Im sure the bad ones went for aesthetic over sound and lost out , the basics are known , not difficult to get a good sounding room , its the great ones that may require top of the class ..
It makes absolutely no sense that luck is a majority factor in designing a listening room. Sound reflection, refraction, and absorption are not nebulous unknowns. If the "luck" theory is true, then all custom room designer services are scams. As to some designers who've turned out bad rooms or concert halls, not everyone graduates at the top of their class.
Lee
could you design a true full range state of the art speaker or crossover completely without listening? not likely. how could you design a room with dramatically more variables without actual listening? it's a process.
It makes absolutely no sense that luck is a majority factor in designing a listening room. Sound reflection, refraction, and absorption are not nebulous unknowns.
Lee
Well if there are not any unknowns, then all any designer would need is a software program you could plug in and out would be the perfect room...... every time. Anyone could be a room designer then. Why would we need them?
We had a Philly Phile with a self built LEDE room with 801s, he loved it. I didn't have enough time in to fully appreciate it.. it sounded somewhat bland, but I thought that was due to the 801s.
I also agree that Luck is a (large) part of the equation.
We had a Philly Phile with a self built LEDE room with 801s, he loved it. I didn't have enough time in to fully appreciate it.. it sounded somewhat bland, but I thought that was due to the 801s. I also agree that Luck is a (large) part of the equation.
The Luck notion is so often repeated as to become the orthodoxy .. Question: Why is it that designing a room for listening purposes is a guessing game? This is not my opinion personally and I would have liked the people with more experience than I to chime in.

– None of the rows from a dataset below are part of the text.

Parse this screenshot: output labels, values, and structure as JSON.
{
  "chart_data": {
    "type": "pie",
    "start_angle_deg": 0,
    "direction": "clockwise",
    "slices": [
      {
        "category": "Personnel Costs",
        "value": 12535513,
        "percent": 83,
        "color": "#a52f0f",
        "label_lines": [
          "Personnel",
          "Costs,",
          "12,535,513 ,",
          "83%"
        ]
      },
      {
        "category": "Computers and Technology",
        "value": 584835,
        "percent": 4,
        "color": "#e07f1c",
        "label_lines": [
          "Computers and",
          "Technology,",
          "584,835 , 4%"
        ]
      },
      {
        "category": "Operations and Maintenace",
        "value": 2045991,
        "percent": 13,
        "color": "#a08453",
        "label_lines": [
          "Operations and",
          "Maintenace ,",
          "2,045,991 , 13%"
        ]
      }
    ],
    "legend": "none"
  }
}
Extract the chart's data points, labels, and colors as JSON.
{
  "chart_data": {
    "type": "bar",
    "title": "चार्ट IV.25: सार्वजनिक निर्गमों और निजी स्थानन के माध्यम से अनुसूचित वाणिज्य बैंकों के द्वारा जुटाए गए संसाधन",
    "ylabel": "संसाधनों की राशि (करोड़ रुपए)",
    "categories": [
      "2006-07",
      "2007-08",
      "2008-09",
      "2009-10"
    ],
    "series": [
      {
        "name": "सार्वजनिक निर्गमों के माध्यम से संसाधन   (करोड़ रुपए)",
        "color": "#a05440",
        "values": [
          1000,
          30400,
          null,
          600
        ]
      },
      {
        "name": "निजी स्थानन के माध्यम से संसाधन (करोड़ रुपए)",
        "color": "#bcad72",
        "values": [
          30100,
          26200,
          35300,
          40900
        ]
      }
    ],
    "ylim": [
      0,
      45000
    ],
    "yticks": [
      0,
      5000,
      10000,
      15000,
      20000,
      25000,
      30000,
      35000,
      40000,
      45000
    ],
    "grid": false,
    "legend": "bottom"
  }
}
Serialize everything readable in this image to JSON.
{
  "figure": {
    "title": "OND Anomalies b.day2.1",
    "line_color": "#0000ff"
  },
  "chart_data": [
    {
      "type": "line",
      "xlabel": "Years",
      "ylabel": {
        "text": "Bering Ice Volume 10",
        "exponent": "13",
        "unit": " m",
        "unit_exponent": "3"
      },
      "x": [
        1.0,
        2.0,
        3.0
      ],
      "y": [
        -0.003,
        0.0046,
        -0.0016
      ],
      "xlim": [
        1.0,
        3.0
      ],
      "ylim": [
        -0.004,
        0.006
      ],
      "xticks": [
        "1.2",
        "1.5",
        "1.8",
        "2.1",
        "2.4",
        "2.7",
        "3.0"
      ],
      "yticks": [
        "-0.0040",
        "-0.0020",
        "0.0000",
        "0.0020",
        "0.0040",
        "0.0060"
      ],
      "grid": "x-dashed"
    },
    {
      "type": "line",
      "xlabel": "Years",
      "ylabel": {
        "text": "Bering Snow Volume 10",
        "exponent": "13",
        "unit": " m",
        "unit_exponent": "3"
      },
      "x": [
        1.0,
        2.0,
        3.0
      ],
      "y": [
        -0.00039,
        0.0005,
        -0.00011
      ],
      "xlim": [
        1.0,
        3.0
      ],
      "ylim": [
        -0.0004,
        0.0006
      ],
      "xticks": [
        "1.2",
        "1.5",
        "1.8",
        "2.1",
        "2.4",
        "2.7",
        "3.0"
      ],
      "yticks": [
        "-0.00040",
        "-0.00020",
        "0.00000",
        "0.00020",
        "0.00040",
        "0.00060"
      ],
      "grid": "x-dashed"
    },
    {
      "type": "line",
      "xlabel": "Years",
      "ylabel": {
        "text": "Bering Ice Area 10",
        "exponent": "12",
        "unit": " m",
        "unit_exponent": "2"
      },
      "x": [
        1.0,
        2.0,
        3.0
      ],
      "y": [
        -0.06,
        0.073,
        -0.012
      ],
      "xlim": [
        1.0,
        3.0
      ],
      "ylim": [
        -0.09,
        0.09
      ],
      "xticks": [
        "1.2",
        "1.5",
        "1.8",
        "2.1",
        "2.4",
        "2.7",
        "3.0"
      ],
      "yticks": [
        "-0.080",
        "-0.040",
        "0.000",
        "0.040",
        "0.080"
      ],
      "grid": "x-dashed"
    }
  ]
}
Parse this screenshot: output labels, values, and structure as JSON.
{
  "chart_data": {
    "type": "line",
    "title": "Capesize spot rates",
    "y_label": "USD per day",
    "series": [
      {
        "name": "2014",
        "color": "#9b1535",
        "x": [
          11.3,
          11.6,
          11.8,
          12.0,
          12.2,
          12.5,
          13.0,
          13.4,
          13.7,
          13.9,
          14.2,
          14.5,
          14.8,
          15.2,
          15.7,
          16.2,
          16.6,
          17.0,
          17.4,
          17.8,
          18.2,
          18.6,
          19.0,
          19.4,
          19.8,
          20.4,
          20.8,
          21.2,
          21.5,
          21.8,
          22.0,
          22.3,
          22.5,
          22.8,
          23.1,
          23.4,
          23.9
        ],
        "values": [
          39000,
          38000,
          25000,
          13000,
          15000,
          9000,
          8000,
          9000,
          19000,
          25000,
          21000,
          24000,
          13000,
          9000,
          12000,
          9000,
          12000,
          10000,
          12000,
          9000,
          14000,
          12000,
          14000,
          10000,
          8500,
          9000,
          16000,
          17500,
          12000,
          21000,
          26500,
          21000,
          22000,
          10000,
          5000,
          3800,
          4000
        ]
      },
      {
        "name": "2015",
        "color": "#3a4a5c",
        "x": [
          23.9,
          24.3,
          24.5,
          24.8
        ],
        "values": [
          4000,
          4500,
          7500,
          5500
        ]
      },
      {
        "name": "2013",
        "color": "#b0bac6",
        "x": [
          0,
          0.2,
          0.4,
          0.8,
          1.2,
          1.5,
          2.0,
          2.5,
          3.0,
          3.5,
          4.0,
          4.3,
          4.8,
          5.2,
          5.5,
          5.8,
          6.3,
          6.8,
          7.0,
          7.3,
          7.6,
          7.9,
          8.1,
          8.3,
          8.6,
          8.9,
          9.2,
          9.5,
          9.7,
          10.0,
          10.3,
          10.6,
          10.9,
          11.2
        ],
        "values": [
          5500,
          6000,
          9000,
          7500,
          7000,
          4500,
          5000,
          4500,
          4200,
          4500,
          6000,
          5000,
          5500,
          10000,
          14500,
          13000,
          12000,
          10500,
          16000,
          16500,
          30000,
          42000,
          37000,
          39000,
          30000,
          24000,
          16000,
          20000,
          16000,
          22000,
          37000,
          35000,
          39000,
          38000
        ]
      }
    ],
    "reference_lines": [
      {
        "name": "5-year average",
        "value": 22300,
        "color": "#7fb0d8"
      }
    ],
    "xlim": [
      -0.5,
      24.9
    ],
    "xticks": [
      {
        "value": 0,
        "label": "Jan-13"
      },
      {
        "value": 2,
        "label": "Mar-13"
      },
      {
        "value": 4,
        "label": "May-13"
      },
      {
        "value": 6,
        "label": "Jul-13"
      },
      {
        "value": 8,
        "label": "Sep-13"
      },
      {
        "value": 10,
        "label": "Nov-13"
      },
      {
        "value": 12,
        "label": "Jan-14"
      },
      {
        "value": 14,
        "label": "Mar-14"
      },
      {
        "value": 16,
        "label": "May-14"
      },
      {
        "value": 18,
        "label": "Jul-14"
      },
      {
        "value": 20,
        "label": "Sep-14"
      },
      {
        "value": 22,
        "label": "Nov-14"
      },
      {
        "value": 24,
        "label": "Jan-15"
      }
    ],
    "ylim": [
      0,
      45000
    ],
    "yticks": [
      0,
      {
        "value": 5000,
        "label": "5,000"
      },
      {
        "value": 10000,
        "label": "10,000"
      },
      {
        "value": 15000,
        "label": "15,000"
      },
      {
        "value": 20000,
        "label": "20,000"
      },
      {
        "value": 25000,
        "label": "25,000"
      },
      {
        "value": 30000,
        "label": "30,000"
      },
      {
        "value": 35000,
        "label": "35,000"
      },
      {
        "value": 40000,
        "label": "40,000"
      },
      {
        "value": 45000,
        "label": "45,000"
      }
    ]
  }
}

Of course there are principles... but no principles will give you a guarantee of result: a room following the right principles will sound good for sure, but will it be good, very good or great? Even the best acoustician will tell you that there are always unknown variables, and that they cannot guarantee which level you will be able to achieve.microstrip
I am not saying it is easy. It is not a chance game. There are principles, if they are followed, they lead to competent results. Knowledge and experience make the difference.
Perhaps it's fair to say that using conventional principles, one can get the foundation necessary for good sound, then get great sound by individually tuning the room to account for its idiosyncrasies in sonic character? Variations in building materials, solidity of room foundations, etc. all can apparently affect the "calculated" outcome.
Lee
Based on this statement, I guess it's fair to say that's it's really silly to make a comment like: "Beautiful home, but the room looks like an acoustic nightmare," when you haven't heard the room and don't know anything about the building materials used or the solidity of room foundations. ;-)
The Luck notion is so often repeated as to become the orthodoxy .. Question: Why is it that designing a room for listening purposes is a guessing game? This is not my opinion personally and I would have liked the people with more experience than I to chime in.
We can always open a thread on the subject. Making of designing a room from scratch something of dice roll is to me one of those myths building up to become audiophile orthodoxy.
microstrip
I am not saying it is easy. It is not a chance game. There are principles, if they are followed, they lead to competent results. Knowledge and experience make the difference.
No one is saying it is a chance game. But the probability of success seems to be low, its why people refer to luck. I would not consider that small room acoustics for stereo reproduction that we have solid principles. I researched the subject during some time and I found that the divergences between known experts are very large. And the best of them are naturally more interested in their business and customers than publishing principles, most of their work in proprietary. And even people who share similar ideas diverge a lot on the implementation.
Some people try to extrapolate the solid principles of large room acoustics to sound reproduction, a very different affair, but what most do is adapting the existing tools to help them, relying mainly on their empirical expertise - something we sometimes like to call an "art". All IMHO.
BTW, you refer that there are principles. Are you able to summarize them for us?